In this paragraph, Maria Manuela Reina is criticizing illegal abortions, the moral hypocrisy of those who condemned women who had abortions at the same time as profiting from it. Two-faced doctors with no scruples, who took advantage of the situation that women were going through, in this case represented as the victim because of her youthfulness, her lack of resources and experience of life. The question of the paternity of Adi's baby is unresolved in the play, with which Maria Manuela Reina turns the woman into the star of an unfolding plot. However, unlike what might happen among more traditional cohabitants, Reina never points to Adi as the lost sheep gone astray, but presents her as the victim. She is the visible target of reproach within society, as she was the one who had become pregnant with no known partner and being young, which went against the traditional canons and contributed to her stigmatization. This event marked the personality of Adela, leaving its sequels within her for life, among other reasons, because outside of the closed and arcane circle that her brothers offered her, she had never been able to tell the tale nor had she found relief, therefore, throughout all of her suffering, she was the one who had to live with the accusatorial verdicts of those living around her.

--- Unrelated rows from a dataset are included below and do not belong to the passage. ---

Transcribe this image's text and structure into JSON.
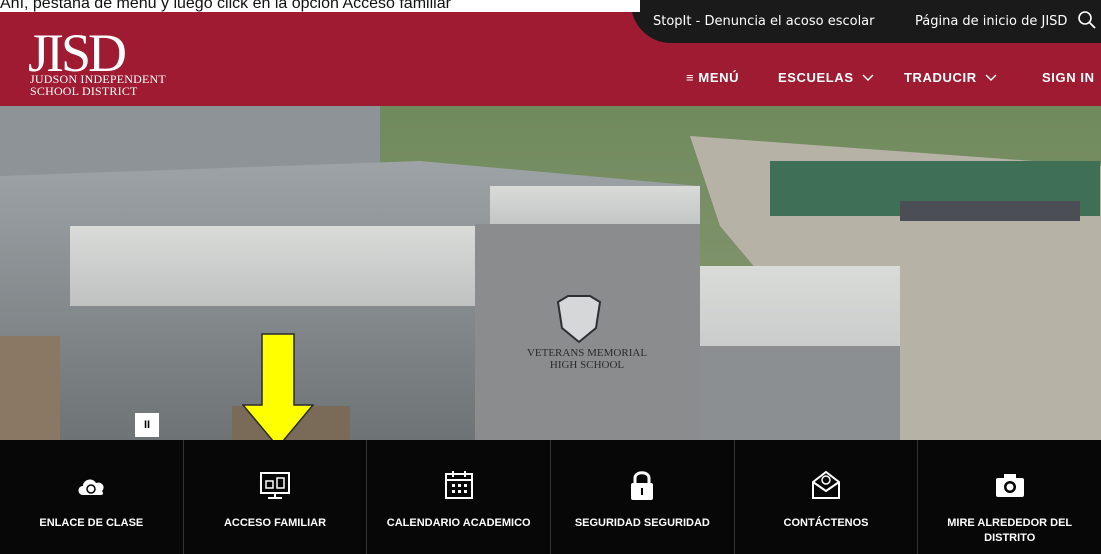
{
  "instruction_text": "Ahí, pestaña de menú y luego click en la opción Acceso familiar",
  "header": {
    "top_links": [
      "StopIt - Denuncia el acoso escolar",
      "Página de inicio de JISD"
    ],
    "logo": {
      "mark": "JISD",
      "line1": "JUDSON INDEPENDENT",
      "line2": "SCHOOL DISTRICT"
    },
    "nav": {
      "menu": "≡ MENÚ",
      "schools": "ESCUELAS",
      "translate": "TRADUCIR",
      "signin": "SIGN IN"
    }
  },
  "hero": {
    "sign_line1": "VETERANS MEMORIAL",
    "sign_line2": "HIGH SCHOOL",
    "pause_label": "II"
  },
  "tiles": [
    {
      "label": "ENLACE DE CLASE",
      "icon": "cloud-link-icon"
    },
    {
      "label": "ACCESO FAMILIAR",
      "icon": "computer-icon"
    },
    {
      "label": "CALENDARIO ACADEMICO",
      "icon": "calendar-icon"
    },
    {
      "label": "SEGURIDAD SEGURIDAD",
      "icon": "lock-icon"
    },
    {
      "label": "CONTÁCTENOS",
      "icon": "mail-icon"
    },
    {
      "label": "MIRE ALREDEDOR DEL DISTRITO",
      "icon": "camera-icon"
    }
  ],
  "colors": {
    "header_red": "#9e1b32",
    "topbar": "#1a1a1a",
    "footer": "#070707",
    "arrow": "#ffff00"
  }
}
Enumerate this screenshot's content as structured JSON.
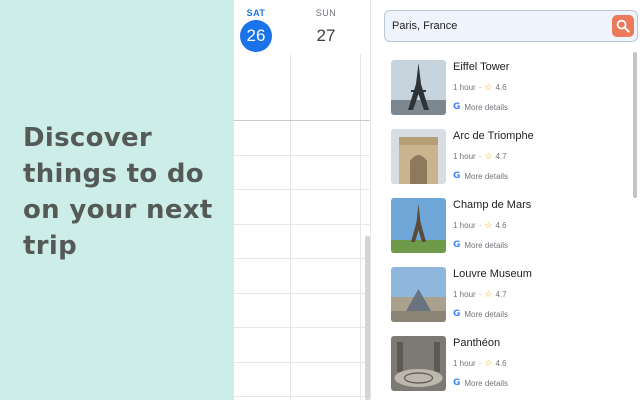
{
  "promo": {
    "headline": "Discover things to do on your next trip"
  },
  "calendar": {
    "days": [
      {
        "dow": "SAT",
        "date": "26",
        "selected": true
      },
      {
        "dow": "SUN",
        "date": "27",
        "selected": false
      }
    ]
  },
  "search": {
    "value": "Paris, France",
    "button_icon": "search-icon"
  },
  "results": [
    {
      "name": "Eiffel Tower",
      "duration": "1 hour",
      "rating": "4.6",
      "details": "More details"
    },
    {
      "name": "Arc de Triomphe",
      "duration": "1 hour",
      "rating": "4.7",
      "details": "More details"
    },
    {
      "name": "Champ de Mars",
      "duration": "1 hour",
      "rating": "4.6",
      "details": "More details"
    },
    {
      "name": "Louvre Museum",
      "duration": "1 hour",
      "rating": "4.7",
      "details": "More details"
    },
    {
      "name": "Panthéon",
      "duration": "1 hour",
      "rating": "4.6",
      "details": "More details"
    }
  ],
  "colors": {
    "accent": "#1a73e8",
    "search_button": "#ea7a5a",
    "promo_bg": "#cdeee8",
    "star": "#f4b400"
  }
}
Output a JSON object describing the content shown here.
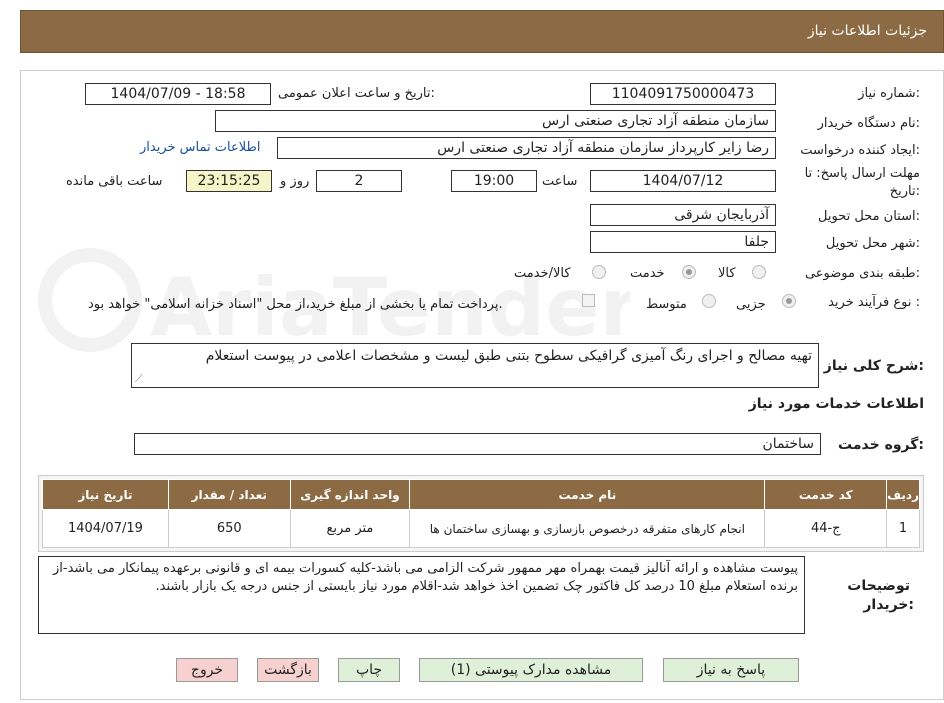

The idea that her beauty is the best card available to a woman for seduction stands out and is not only prominent in this play, but also in others by the dramatist, at times essential for the woman to find a partner; as if men would only fix their eyes on appearances or women would only rely on their physique to attract men.

The role that Emilia plays, the mother of Adela, is much more discreet and in accordance with the women of her age. A relation of companionship and complicity is established between Emilia and Adi that has no equivalent between the male members of the family, which is to say, between the father and the sons, and that the shared experience of being a woman reinforces.

A priori Emilia fits the stereotype of a traditional mother and wife: understanding, in charge of everything in her house being in order, always ready to cover all the needs that her family might have. We find her on various occasions in the kitchen, a place from which she discretely watches and listens, traditionally a space associated within the patriarchal model with women. She is unconcerned about her appearance in front of her husband and children, something that for her is now far away in the past. However, it is curious to see how she lays her apron aside upon the arrival of her daughter and “nervously” arranges “her hair”. This detail in the stage directions appears to suggest that women are the ones who concern themselves most with caring for their external appearance, playing the coquette and being as dazzling as possible alongside other women, as if it were a sort of code that only they can appreciate in a special way over the years.

The triumph of masculine and feminine energy

The title of the play comes from the conception that Edward has of life: “Life is a competition and you've got to try and break the finishing line ribbon, to triumph! It's the only prize before the decline.” (Reina, 1989, p. 52) and the important thing for him is success: “The only thing that has been important for me in life is success.” (Reina, 1989, p. 32). He sums up his stance on life when he says “if you start a race you have to reach the finish line, to get there first.” (Reina, 1989, p. 29), a principle that he imposes and demands from his offspring, but with which his children are not all together in agreement. Javier, for example, insists: “That... that's not possible, Dad.”, but his father replies: “It is, I have prepared you for that since you were born. And up until now, you haven't let me down.” (Reina, 1989, p. 29). On another occasion, it is Ramon who rejects the idea saying, “The fact that there is someone faster than you, doesn't mean that you have no right to race.”, to which Edward replies: “We're strong, we've no need for protection. It's what I always tried to drum into you: escape from collectivism and scorn mercy.” (Reina, 1989, p. 52), because he thinks that “A life without quality should never be accepted!” (ibid.)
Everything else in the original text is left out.